C. Faktor – faktor yang mempengaruhi obilisasi


1. Gaya hidup

Gaya hidup sesorang sangat tergantung dari tingkat pendidikannya. Makin tinggi tingkat pendidikan seseorang akan di ikuti oleh perilaku yang dapat meningkatkan kesehatannya. Demikian halnya dengan pengetahuan kesehatan tetang mobilitas seseorang akan senantiasa melakukan mobilisasi dengan cara yang sehat misalnya; seorang ABRI akan berjalan dengan gaya berbeda dengan seorang pramugari atau seorang pemambuk.

2. Proses penyakit dan injuri

Adanya penyakit tertentu yang di derita seseorang akan mempengaruhi mobilitasnya misalnya; seorang yang patah tulang akan kesulitan untukobilisasi secara bebas. Demikian pula orang yang baru menjalani operasi. Karena adanya nyeri mereka cenderung untuk bergerak lebih lamban. Ada kalanya klien harus istirahat di tempat tidurkarena mederita penyakit tertentu misallya; CVA yang berakibat kelumpuhan, typoid dan penyakit kardiovaskuler.
3. Kebudayaan
Kebudayaan dapat mempengarumi poa dan sikap dalam melakukan aktifitas misalnya; seorang anak desa yang biasa jalan kaki setiap hari akan berebda mobilitasnya dengan anak kota yang biasa pakai mobil dalam segala keperluannya. Wanita kraton akan berbeda mobilitasnya dibandingkan dengan seorang wanita madura dan sebagainya.
4. Tingkat energy
Setiap orang mobilisasi jelas memerlukan tenaga atau energi, orang yang lagi sakit akan berbeda mobilitasnya di bandingkan dengan orang sehat apalagi dengan seorang pelari.

5. Usia dan status perkembangan

Seorang anak akan berbeda tingkat kemampuan mobilitasny dibandingkan dengan seorang remaja.

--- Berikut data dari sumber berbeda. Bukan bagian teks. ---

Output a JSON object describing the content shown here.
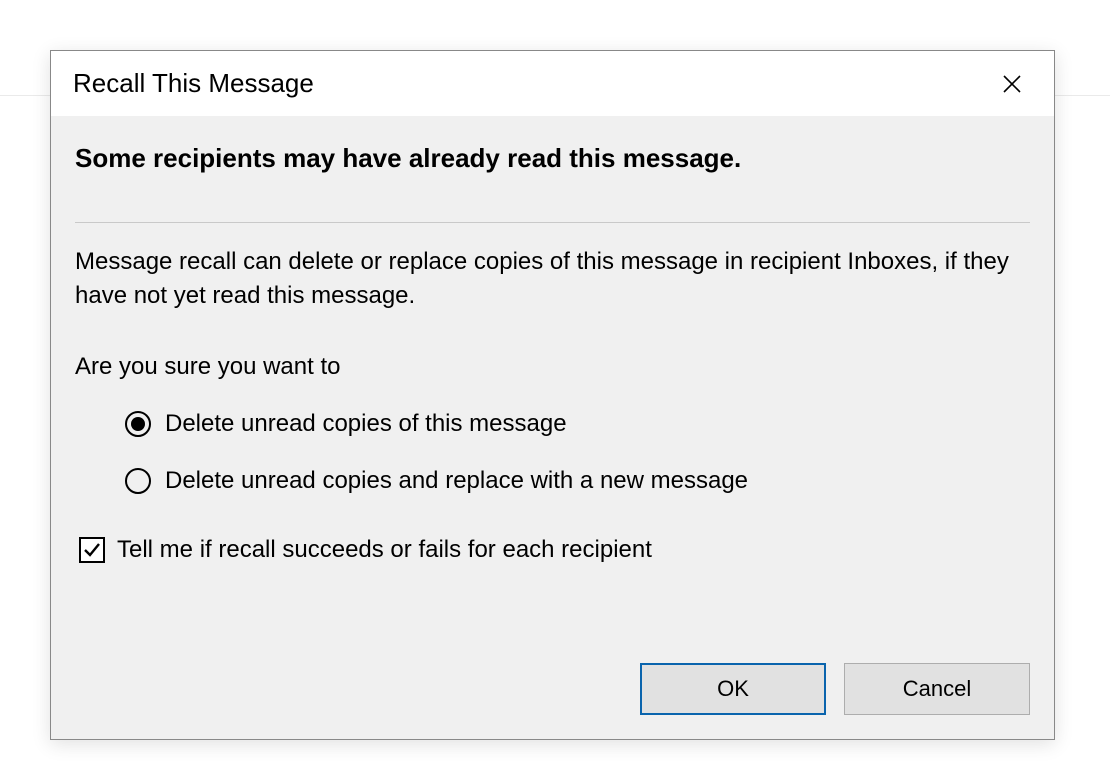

Anak yang selalu sakit dalam masa pertumbuhannya akan berbeda pula tingkat kelincahannya dibandingkan dengan anak yang sering sakit.

D. Tipe persendian dan pergerakan sendi

Dalam sistim muskuloskeletal dikenal 2 maca persendian yaitu sendi yang dapat digeragan (diartroses) dan sendi yang tidak dapat digerakan (siartrosis).
E. Toleransi aktifitas

Penilaian tolerasi aktifitas sangat penting terutama pada klien dengan gangguan kardiovaskuler seperti Angina pektoris, Infark, Miocard atau pada klien dengan immobiliasi yang lama akibat kelumpuhan.Hal tersebut biasanya dikaji pada waktu sebelum melakukan mobilisai, saat mobilisasi dan setelah mobilisasi.

Tanda – tanda yang dapat di kaji pada intoleransi aktifitas antara lain (Gordon, 1976).


a) Denyut nadi frekuensinya mengalami peningkatan, irama tidak teratur

b) Tekanan darah biasanya terjadi penurunan tekanan sistol / hipotensi orthostatic.

c) Pernafasan terjadi peningkatan frekuensi, pernafasan cepat dangkal.

d) Warna kulit dan suhu tubuh terjadi penurunan.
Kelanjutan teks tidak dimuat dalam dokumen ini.